Schatz was hooked. He convinced his boss to start doing angioplasties at the army hospital where he worked. The night before his first case, he was terrified. “It took a long time for that feeling to go away,” he said.
The early equipment was primitive. “We only had one guiding catheter, and it had no soft tip. It had a real sharp edge. The leading edge was very dangerous, and we’d be pushing that thing into the left main, into the right coronary, things we would never think of doing today,” said Schatz.
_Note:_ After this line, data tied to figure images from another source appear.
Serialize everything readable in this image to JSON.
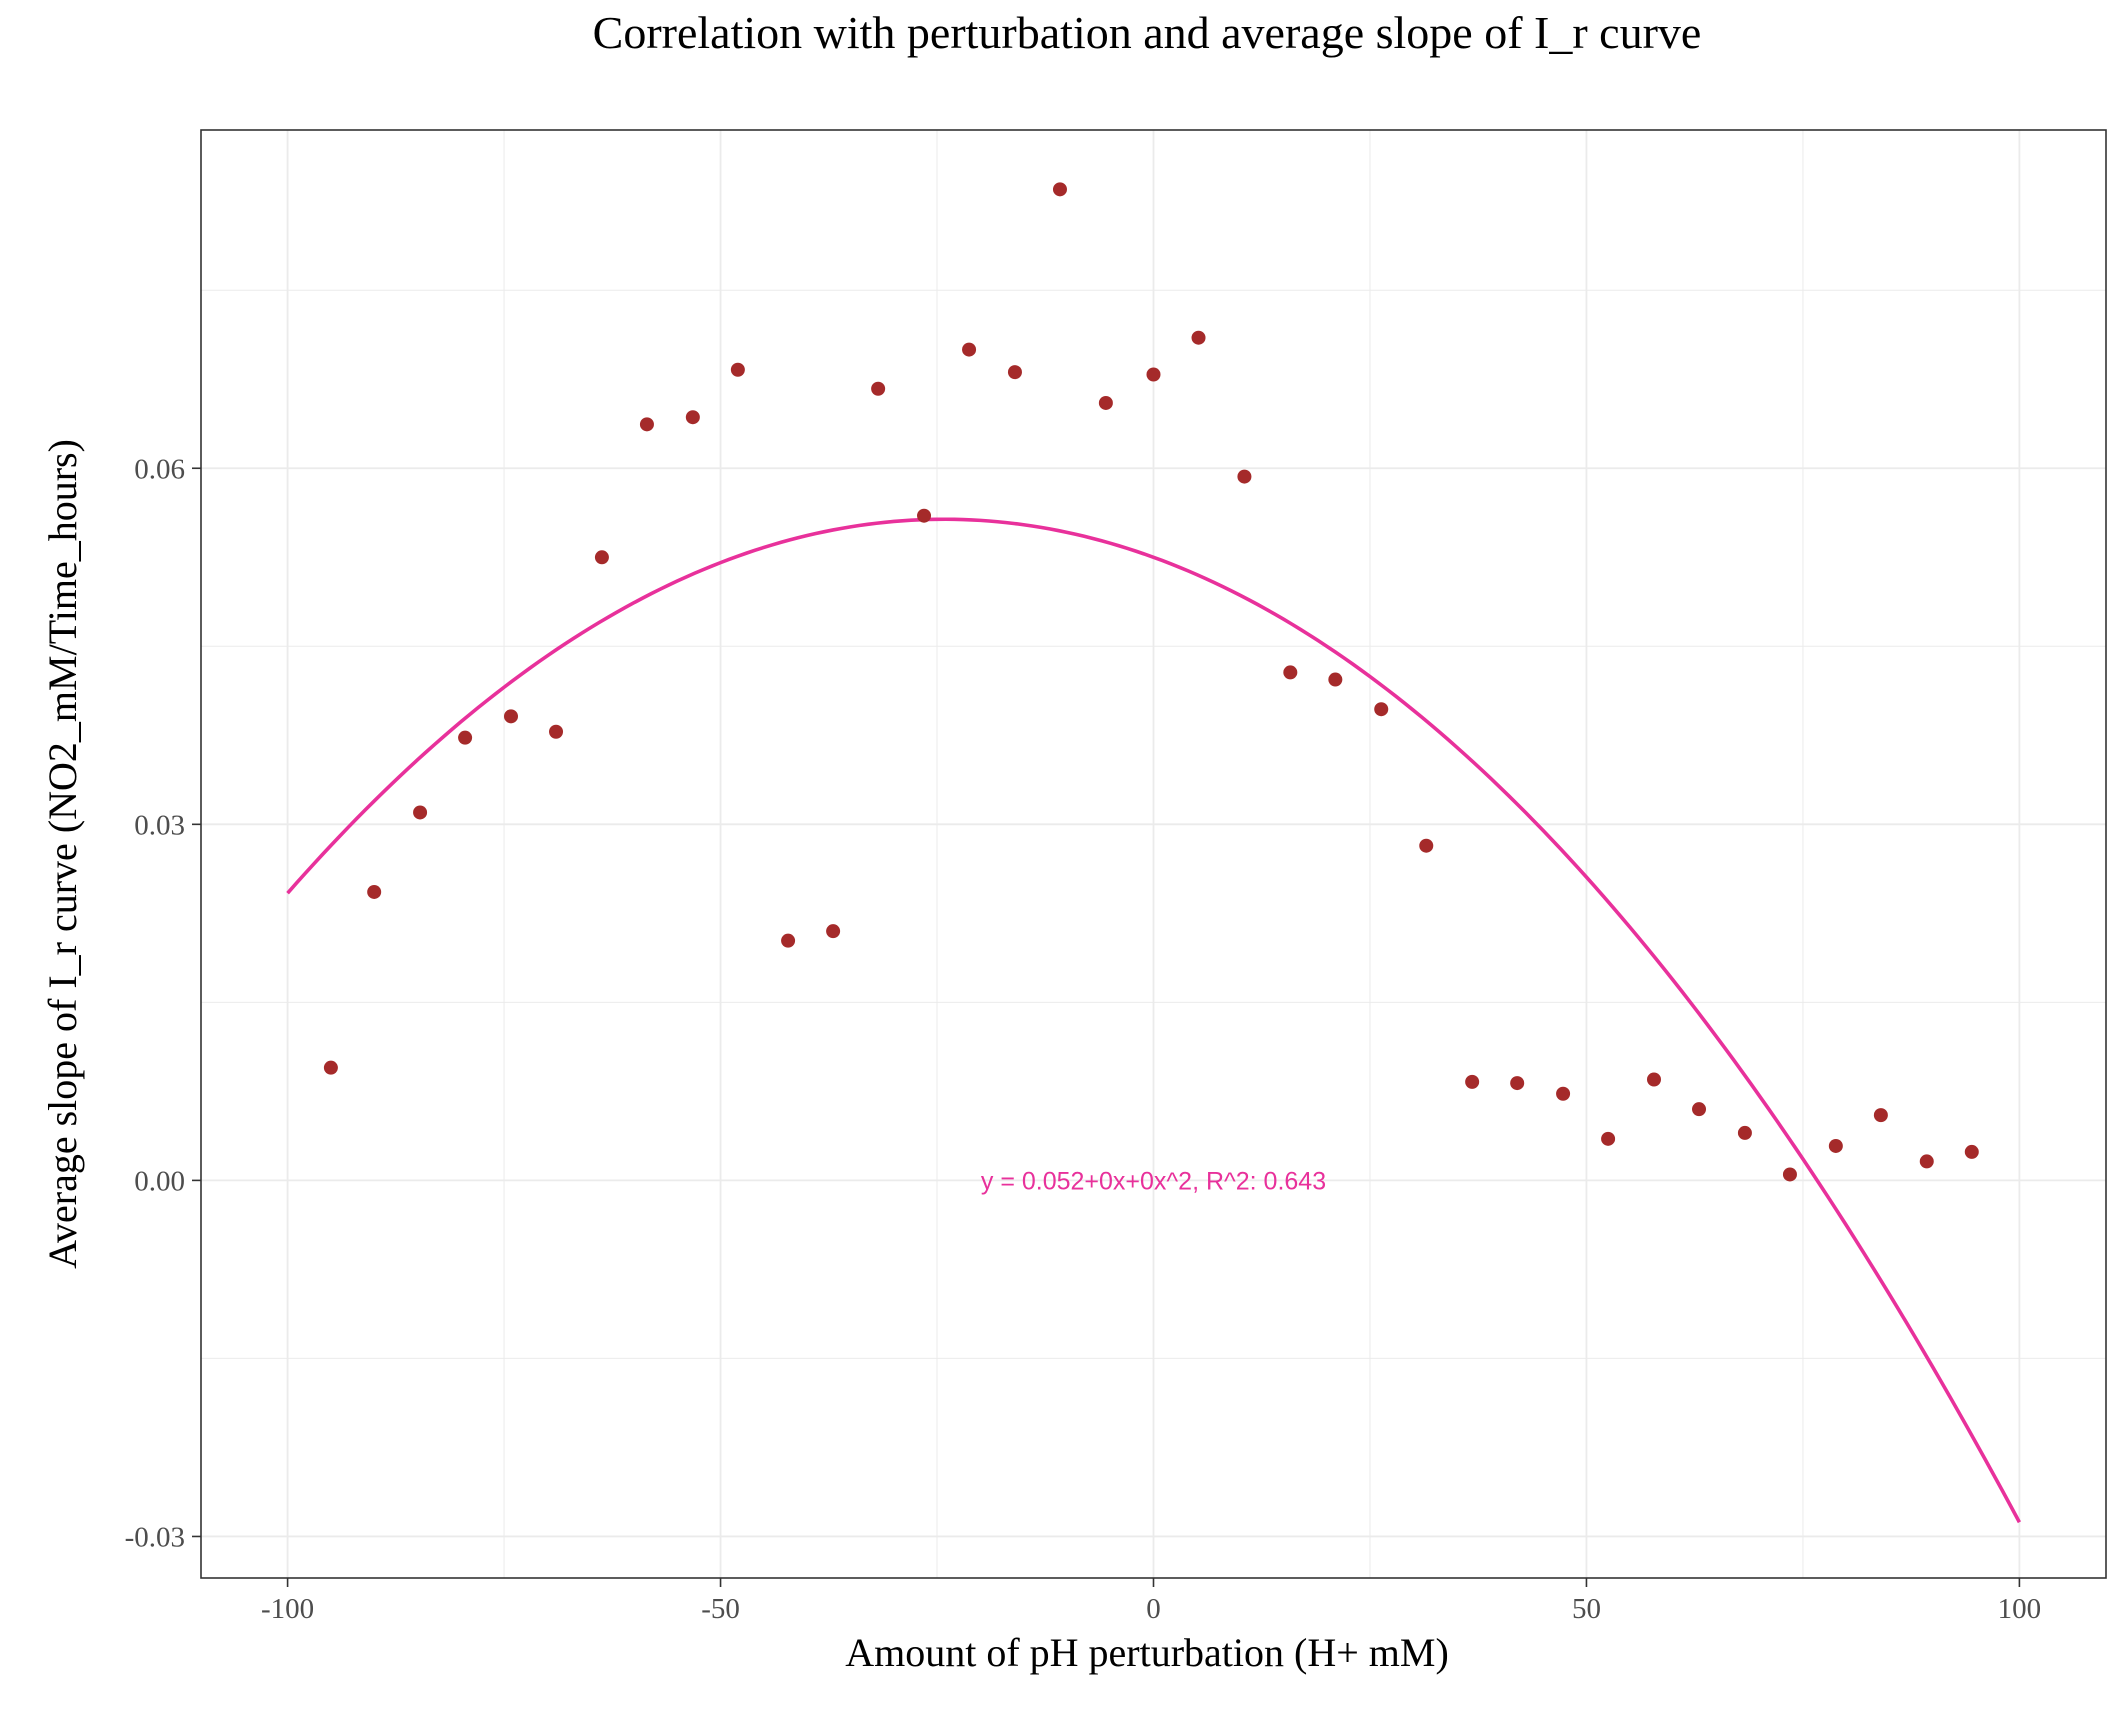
{
  "chart_data": {
    "type": "scatter",
    "title": "Correlation with perturbation and average slope of I_r curve",
    "xlabel": "Amount of pH perturbation (H+ mM)",
    "ylabel": "Average slope of I_r curve (NO2_mM/Time_hours)",
    "xlim": [
      -110,
      110
    ],
    "ylim": [
      -0.0335,
      0.0885
    ],
    "x_ticks": [
      -100,
      -50,
      0,
      50,
      100
    ],
    "x_tick_labels": [
      "-100",
      "-50",
      "0",
      "50",
      "100"
    ],
    "y_ticks": [
      -0.03,
      0.0,
      0.03,
      0.06
    ],
    "y_tick_labels": [
      "-0.03",
      "0.00",
      "0.03",
      "0.06"
    ],
    "grid": true,
    "colors": {
      "points": "#a52a2a",
      "fit": "#e8319b",
      "grid": "#ebebeb",
      "panel_border": "#333333"
    },
    "series": [
      {
        "kind": "points",
        "x": [
          -95,
          -90,
          -84.7,
          -79.5,
          -74.2,
          -69,
          -63.7,
          -58.5,
          -53.2,
          -48,
          -42.2,
          -37,
          -31.8,
          -26.5,
          -21.3,
          -16,
          -10.8,
          -5.5,
          0,
          5.2,
          10.5,
          15.8,
          21,
          26.3,
          31.5,
          36.8,
          42,
          47.3,
          52.5,
          57.8,
          63,
          68.3,
          73.5,
          78.8,
          84,
          89.3,
          94.5
        ],
        "y": [
          0.0095,
          0.0243,
          0.031,
          0.0373,
          0.0391,
          0.0378,
          0.0525,
          0.0637,
          0.0643,
          0.0683,
          0.0202,
          0.021,
          0.0667,
          0.056,
          0.07,
          0.0681,
          0.0835,
          0.0655,
          0.0679,
          0.071,
          0.0593,
          0.0428,
          0.0422,
          0.0397,
          0.0282,
          0.0083,
          0.0082,
          0.0073,
          0.0035,
          0.0085,
          0.006,
          0.004,
          0.0005,
          0.0029,
          0.0055,
          0.0016,
          0.0024
        ]
      },
      {
        "kind": "fit",
        "type": "line",
        "equation": {
          "a": 0.0525,
          "b": -0.000265,
          "c": -5.48e-06
        },
        "x_range": [
          -100,
          100
        ]
      }
    ],
    "annotations": [
      {
        "text": "y = 0.052+0x+0x^2,  R^2: 0.643",
        "x": 0,
        "y": 0.0
      }
    ]
  }
}
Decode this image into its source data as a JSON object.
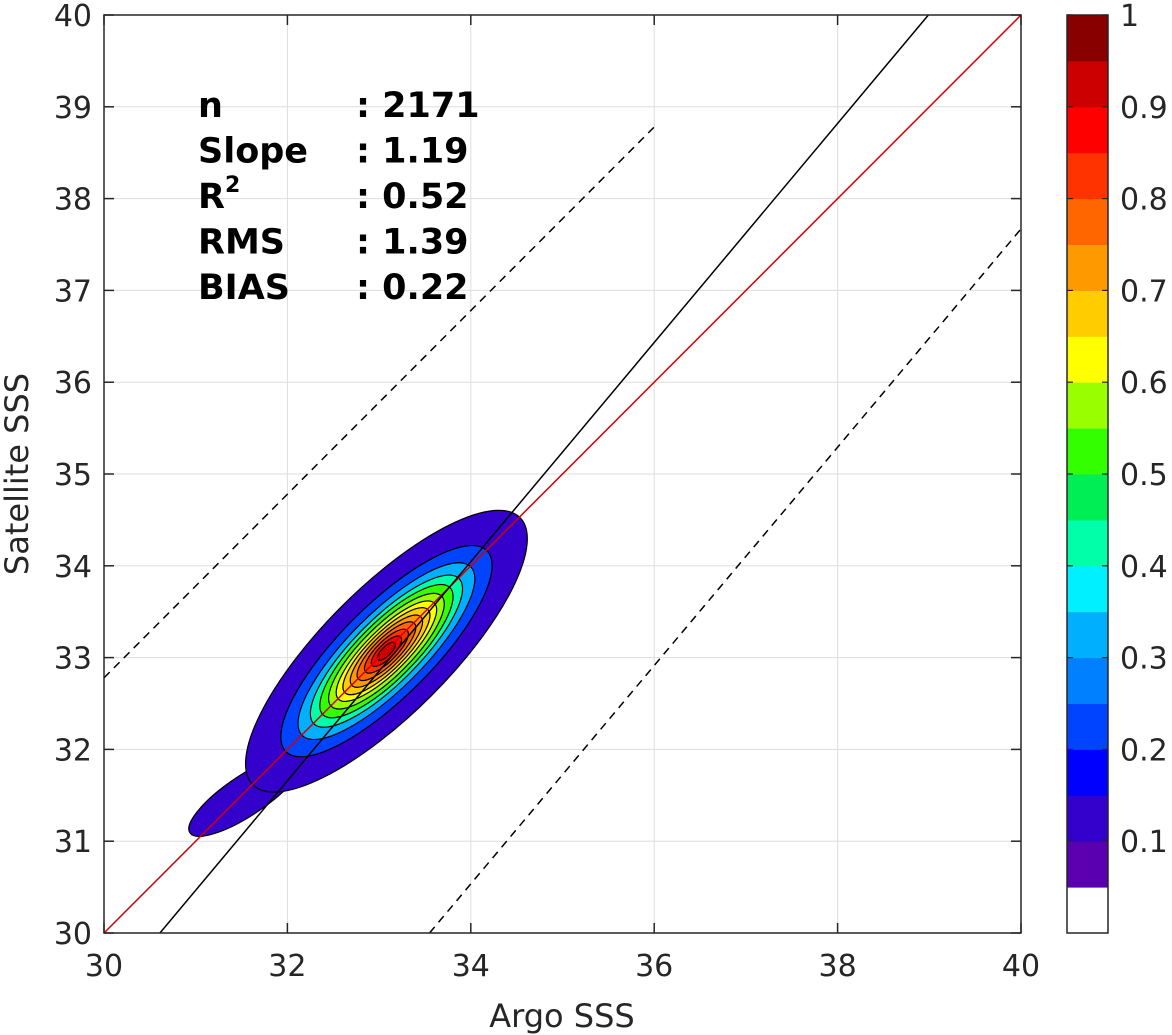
{
  "chart_data": {
    "type": "contour density scatter",
    "xlabel": "Argo SSS",
    "ylabel": "Satellite SSS",
    "xlim": [
      30,
      40
    ],
    "ylim": [
      30,
      40
    ],
    "x_ticks": [
      "30",
      "32",
      "34",
      "36",
      "38",
      "40"
    ],
    "y_ticks": [
      "30",
      "31",
      "32",
      "33",
      "34",
      "35",
      "36",
      "37",
      "38",
      "39",
      "40"
    ],
    "grid": true,
    "stats": [
      {
        "label": "n",
        "value": ": 2171"
      },
      {
        "label": "Slope",
        "value": ": 1.19"
      },
      {
        "label": "R",
        "sup": "2",
        "value": ": 0.52"
      },
      {
        "label": "RMS",
        "value": ": 1.39"
      },
      {
        "label": "BIAS",
        "value": ": 0.22"
      }
    ],
    "lines": {
      "one_to_one": {
        "color": "#d40000",
        "from": [
          30,
          30
        ],
        "to": [
          40,
          40
        ]
      },
      "regression_fit": {
        "color": "#000000",
        "from": [
          30.61,
          30
        ],
        "to": [
          38.99,
          40
        ]
      },
      "upper_bound": {
        "color": "#000000",
        "style": "dashed",
        "from": [
          30,
          32.78
        ],
        "to": [
          36,
          38.78
        ]
      },
      "lower_bound": {
        "color": "#000000",
        "style": "dashed",
        "from": [
          33.55,
          30
        ],
        "to": [
          40,
          37.67
        ]
      }
    },
    "density": {
      "center": [
        33.08,
        33.07
      ],
      "major_axis_angle_deg": 45,
      "levels": [
        {
          "level": 0.1,
          "semi_major": 2.06,
          "semi_minor": 0.69
        },
        {
          "level": 0.2,
          "semi_major": 1.55,
          "semi_minor": 0.5
        },
        {
          "level": 0.3,
          "semi_major": 1.3,
          "semi_minor": 0.41
        },
        {
          "level": 0.4,
          "semi_major": 1.12,
          "semi_minor": 0.35
        },
        {
          "level": 0.5,
          "semi_major": 0.98,
          "semi_minor": 0.31
        },
        {
          "level": 0.55,
          "semi_major": 0.85,
          "semi_minor": 0.27
        },
        {
          "level": 0.6,
          "semi_major": 0.74,
          "semi_minor": 0.23
        },
        {
          "level": 0.65,
          "semi_major": 0.64,
          "semi_minor": 0.2
        },
        {
          "level": 0.7,
          "semi_major": 0.53,
          "semi_minor": 0.17
        },
        {
          "level": 0.75,
          "semi_major": 0.43,
          "semi_minor": 0.14
        },
        {
          "level": 0.8,
          "semi_major": 0.32,
          "semi_minor": 0.11
        },
        {
          "level": 0.85,
          "semi_major": 0.22,
          "semi_minor": 0.08
        },
        {
          "level": 0.9,
          "semi_major": 0.13,
          "semi_minor": 0.05
        }
      ],
      "tail": {
        "from": [
          31.1,
          31.2
        ],
        "to": [
          32.0,
          31.8
        ],
        "level": 0.1
      }
    },
    "colorbar": {
      "range": [
        0,
        1
      ],
      "tick_labels": [
        "0.1",
        "0.2",
        "0.3",
        "0.4",
        "0.5",
        "0.6",
        "0.7",
        "0.8",
        "0.9",
        "1"
      ],
      "colors": [
        "#ffffff",
        "#5a00b0",
        "#3300cc",
        "#0000ff",
        "#0044ff",
        "#0080ff",
        "#00b0ff",
        "#00f0ff",
        "#00ffa8",
        "#00ee55",
        "#33ff00",
        "#99ff00",
        "#ffff00",
        "#ffcc00",
        "#ff9900",
        "#ff6600",
        "#ff3300",
        "#ff0000",
        "#cc0000",
        "#880000"
      ]
    }
  }
}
“It was a balloon on a wire, and you couldn’t even get the right bal¬loon. You couldn’t get the right size, the right length. They were hard to come by, and even the inflation equipment was almost prehistoric.
“We had this metallic gun with these cartridges, and you’d have to pull a trigger and the would blast off. It would open up the balloon, and then you’d have to deflate it really quickly. Sometimes the balloons wouldn’t even deflate.”
Improvisation needed
During his first angioplasties, Schatz often improvised. He described how he and his colleagues would take nitroglycerin tablets, grind them up, pour them through a miniport filter and then let the solution drip into a syringe. “Then we would blow that down to the coronary,” Schatz said. “So by today’s standards things were absolutely prehistoric, almost barbaric.”
He recollects success rates in the range of 60% to 70%, with 50% restenosis rates.
“The successes were so grand that when we saw patients leave the hospital in a few days, [we felt] that whatever risks or whatever complications there were, they were solvable problems,” Schatz said.
“And, indeed, that is what has happened every year. It gets easier and safer and better.”